Hi, I’ve completed a migration from phpBB3 to Discourse. For several hours the new install has performed flawlessly, now suddenly the server keeps falling over and returning a 500 error. Each time I need to reboot the server, then rebuild the app to access the site again. The last few times of going through this process it’s displayed the site for just seconds before it falls over again.
The sidekiq queue has around 1,350,200 items to process. Would this be a potential cause for the server to fail? It’s running on a 4GB / 2 core DO droplet that’s averaging around 60% RAM usage when the site’s up.
Looking at the logs I see the following error has been logged 8 times:
You will have to let sidekiq do its job. It can take quite a while to empty the queue and you might see some problems until the larger jobs got a chance to complete for the first time. After an import that’s to be expected. Rebooting won’t do you much good. The only thing that helps are more and faster CPUs. Then you could tweak the number of sidekiq workers… otherwise you’ll need lots of patience.
Thanks @gerhard (again!) the problem I’m facing though is the sites down until I run the reboot / rebuild. But then it goes down almost immediately, so sidekiq can’t run?
Let it run a couple of uninterrupted hours (e.g. over night). The site should start working again after some jobs finished in the background. I’ve seen the same behavior multiple times on some of the slower droplets.
Job exception: MISCONF Redis is configured to save RDB snapshots, but is currently not able to persist on disk. Commands that may modify the data set are disabled. Please check Redis logs for details about the error.
Would this be related or am I staring at yet another issue? There’s plenty of memory available:
So I’ve let it run overnight and the number of queued jobs have increased from 1,362,215 to 1,397,195 and again as soon as I reboot / rebuild to be able to view the sidekiq dashboard within seconds the site falls over and returns 500 errors.
Can the sidekiq worker run if the site is returning 500 errors?
Hmm, I would have expected it to start working again. Something is not right…
Sidekiq should be working in the background even though the server returns errors. An increasing number of enqueued jobs could be normal, as long the the count of processed jobs increased over night as well. Did it?
You could try taking a look at Sidekiq in the rails console:
The processed jobs aren’t increasing whilst the server is down. Each time I do a reboot / rebuild the process jobs increase for the 25-30 seconds the server is up, then they stop. When I do another reboot / rebuild cycle the number of processed jobs is the same as when the server crashes.
When I run
./launcher enter app
rails c
I see the same MISCONF Redis error:
# rails c
bundler: failed to load command: pry (/var/www/discourse/vendor/bundle/ruby/2.4.0/bin/pry)
Redis::CommandError: MISCONF Redis is configured to save RDB snapshots, but is currently not able to persist on disk. Commands that may modify the data set are disabled. Please check Redis logs for details about the error.

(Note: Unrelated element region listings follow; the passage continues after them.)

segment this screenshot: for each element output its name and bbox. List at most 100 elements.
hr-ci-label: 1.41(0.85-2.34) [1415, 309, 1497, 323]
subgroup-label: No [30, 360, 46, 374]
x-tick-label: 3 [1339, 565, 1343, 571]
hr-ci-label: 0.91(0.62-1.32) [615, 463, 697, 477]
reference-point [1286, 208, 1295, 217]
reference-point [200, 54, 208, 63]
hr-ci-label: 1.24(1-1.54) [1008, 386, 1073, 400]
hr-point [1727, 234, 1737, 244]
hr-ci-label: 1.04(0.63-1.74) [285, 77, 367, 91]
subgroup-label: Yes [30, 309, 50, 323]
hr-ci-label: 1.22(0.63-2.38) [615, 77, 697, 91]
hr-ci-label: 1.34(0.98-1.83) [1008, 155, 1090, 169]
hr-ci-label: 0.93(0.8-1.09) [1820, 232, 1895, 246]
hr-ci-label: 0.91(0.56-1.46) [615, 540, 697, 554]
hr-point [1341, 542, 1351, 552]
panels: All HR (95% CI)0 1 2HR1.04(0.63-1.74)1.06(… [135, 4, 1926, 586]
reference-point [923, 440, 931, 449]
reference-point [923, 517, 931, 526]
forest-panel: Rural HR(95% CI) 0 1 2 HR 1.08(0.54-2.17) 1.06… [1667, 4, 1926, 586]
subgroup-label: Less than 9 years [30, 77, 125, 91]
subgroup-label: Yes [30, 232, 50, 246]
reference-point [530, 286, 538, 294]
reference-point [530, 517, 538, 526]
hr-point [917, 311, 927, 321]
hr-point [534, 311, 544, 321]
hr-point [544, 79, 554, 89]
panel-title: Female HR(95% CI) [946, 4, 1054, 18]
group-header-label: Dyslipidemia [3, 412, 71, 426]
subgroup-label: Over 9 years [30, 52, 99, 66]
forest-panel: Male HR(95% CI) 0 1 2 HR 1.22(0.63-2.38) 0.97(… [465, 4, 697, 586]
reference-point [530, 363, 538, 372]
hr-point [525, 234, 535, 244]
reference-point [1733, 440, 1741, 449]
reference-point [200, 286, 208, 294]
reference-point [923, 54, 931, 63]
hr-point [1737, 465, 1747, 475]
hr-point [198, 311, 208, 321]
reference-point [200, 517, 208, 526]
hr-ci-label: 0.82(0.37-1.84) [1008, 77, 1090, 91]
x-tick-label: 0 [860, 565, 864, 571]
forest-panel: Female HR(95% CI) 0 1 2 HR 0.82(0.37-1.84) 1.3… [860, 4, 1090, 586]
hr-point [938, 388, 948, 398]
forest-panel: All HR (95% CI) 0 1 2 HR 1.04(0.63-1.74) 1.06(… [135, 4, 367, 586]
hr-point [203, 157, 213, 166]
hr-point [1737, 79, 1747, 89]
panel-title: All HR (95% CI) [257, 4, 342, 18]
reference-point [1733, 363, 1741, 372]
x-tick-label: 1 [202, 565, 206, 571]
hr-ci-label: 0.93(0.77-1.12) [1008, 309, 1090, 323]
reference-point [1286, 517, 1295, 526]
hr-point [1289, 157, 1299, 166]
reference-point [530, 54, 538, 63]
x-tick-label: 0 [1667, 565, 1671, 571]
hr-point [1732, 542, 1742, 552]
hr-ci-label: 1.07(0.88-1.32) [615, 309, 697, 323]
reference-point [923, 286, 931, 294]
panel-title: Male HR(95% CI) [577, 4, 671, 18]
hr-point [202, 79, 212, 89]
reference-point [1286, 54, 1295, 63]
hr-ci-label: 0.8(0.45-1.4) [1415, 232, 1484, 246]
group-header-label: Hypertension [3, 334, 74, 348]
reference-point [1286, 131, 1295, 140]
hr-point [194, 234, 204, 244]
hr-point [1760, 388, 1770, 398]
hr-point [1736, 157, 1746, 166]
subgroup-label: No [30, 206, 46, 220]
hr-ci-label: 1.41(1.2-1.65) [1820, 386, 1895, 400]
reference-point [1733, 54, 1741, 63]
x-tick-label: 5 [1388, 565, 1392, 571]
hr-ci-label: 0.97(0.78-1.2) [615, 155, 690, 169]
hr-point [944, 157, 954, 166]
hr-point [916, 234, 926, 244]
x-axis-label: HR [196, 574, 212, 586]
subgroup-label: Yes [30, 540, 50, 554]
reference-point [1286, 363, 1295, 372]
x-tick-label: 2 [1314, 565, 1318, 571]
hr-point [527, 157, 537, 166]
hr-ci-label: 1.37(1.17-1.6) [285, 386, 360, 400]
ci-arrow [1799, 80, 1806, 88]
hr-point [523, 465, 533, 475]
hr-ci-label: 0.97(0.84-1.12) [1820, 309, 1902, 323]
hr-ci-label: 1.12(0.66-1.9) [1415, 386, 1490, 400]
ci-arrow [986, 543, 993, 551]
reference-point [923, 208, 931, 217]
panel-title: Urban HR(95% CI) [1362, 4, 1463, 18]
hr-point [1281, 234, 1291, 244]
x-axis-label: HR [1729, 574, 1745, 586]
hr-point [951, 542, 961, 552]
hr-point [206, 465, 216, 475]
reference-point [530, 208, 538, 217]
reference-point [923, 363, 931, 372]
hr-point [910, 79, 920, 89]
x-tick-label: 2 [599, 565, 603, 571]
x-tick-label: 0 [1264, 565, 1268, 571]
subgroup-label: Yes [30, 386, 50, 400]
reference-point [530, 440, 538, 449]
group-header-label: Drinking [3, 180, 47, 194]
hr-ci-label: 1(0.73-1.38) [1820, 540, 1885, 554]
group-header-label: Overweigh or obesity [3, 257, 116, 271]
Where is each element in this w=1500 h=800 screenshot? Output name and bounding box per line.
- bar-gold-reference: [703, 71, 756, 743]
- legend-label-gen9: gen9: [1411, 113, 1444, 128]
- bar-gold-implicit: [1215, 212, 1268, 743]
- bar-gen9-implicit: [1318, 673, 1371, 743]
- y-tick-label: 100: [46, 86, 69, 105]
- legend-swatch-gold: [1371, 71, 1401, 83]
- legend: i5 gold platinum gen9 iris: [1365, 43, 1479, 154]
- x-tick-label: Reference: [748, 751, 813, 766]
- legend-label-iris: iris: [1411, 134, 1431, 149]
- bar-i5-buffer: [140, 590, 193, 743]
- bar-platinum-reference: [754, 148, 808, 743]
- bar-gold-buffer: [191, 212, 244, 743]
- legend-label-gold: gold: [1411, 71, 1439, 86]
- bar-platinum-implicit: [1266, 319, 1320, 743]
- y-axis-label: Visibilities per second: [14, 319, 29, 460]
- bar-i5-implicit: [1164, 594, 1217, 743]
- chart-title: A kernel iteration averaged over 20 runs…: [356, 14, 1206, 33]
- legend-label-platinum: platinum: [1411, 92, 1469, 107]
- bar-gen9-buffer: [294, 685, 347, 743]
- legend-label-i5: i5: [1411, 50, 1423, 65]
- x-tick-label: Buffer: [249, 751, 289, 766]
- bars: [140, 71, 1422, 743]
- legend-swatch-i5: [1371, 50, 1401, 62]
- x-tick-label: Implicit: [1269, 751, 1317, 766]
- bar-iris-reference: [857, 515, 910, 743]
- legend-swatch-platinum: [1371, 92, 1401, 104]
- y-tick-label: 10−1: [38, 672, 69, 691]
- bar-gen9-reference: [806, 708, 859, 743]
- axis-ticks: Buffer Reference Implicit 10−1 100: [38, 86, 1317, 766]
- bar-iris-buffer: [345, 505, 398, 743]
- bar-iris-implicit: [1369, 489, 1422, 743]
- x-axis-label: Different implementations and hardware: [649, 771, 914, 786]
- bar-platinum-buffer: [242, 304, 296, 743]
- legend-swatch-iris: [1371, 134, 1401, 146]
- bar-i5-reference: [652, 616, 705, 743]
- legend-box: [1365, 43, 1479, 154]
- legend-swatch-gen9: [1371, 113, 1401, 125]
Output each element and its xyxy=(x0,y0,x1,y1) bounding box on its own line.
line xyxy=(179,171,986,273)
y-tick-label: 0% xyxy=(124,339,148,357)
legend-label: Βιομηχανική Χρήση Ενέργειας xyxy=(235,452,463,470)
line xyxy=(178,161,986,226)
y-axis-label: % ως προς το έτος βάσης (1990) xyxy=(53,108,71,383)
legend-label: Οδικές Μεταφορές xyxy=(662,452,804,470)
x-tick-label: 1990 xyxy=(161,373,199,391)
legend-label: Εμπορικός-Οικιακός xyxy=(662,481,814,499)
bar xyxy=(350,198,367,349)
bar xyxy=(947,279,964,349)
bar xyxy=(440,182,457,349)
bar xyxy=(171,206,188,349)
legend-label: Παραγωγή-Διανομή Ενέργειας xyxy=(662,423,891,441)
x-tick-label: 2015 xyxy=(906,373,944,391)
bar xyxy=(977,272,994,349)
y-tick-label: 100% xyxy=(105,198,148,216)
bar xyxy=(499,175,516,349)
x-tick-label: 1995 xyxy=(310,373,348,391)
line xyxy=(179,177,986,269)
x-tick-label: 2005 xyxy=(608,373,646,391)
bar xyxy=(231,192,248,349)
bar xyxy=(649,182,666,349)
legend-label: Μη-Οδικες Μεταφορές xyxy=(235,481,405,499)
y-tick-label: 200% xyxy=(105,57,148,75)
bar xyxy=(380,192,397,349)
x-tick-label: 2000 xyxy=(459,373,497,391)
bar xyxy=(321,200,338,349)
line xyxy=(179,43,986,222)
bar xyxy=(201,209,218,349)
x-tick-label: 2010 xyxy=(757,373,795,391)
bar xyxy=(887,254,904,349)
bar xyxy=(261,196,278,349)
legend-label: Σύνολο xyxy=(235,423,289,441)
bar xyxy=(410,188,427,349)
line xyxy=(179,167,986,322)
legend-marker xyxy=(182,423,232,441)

Would exporting the Discourse database and building another fresh install, then importing the data be a sensible route?
@gerhard thank you again for your assistance! Upgrading the RAM has got the site running, feels like such an obvious solution! I was relying on the DO dashboard that was telling me the servers RAM was only at 60% capacity, lesson learned there!
It’s been running for 30 minutes without issue and sidekiq has worked through 20k of the 1.5m queued items!
This seems extreme now! We’re running an 8 GB / 4 core DO droplet that’s getting no traffic and the site keeps falling over. Is this likely to be down to the sidekiq queue? The queue is currently at 3.1 million records and growing, it’s processed 600k in the last 36 hours with all our outages.
# free -m
total used free shared buff/cache available
Mem: 7983 4728 132 1622 3122 1338
Swap: 2047 30 2017
We’re running UNICORN_WORKERS 8
At it’s current process rate of 10 queued items a second, provided the serve stays up we’re looking at a further 86 hours. We imported around 220,000 posts, do these numbers/times seem normal?
I’m not familiar with the topic_notification_level_changed job. Is that the one that’s keeping your Unicorn workers busy? 10 jobs/second is very slow - I only experienced that when rebaking posts with a lot of graphics in them that needed resizing.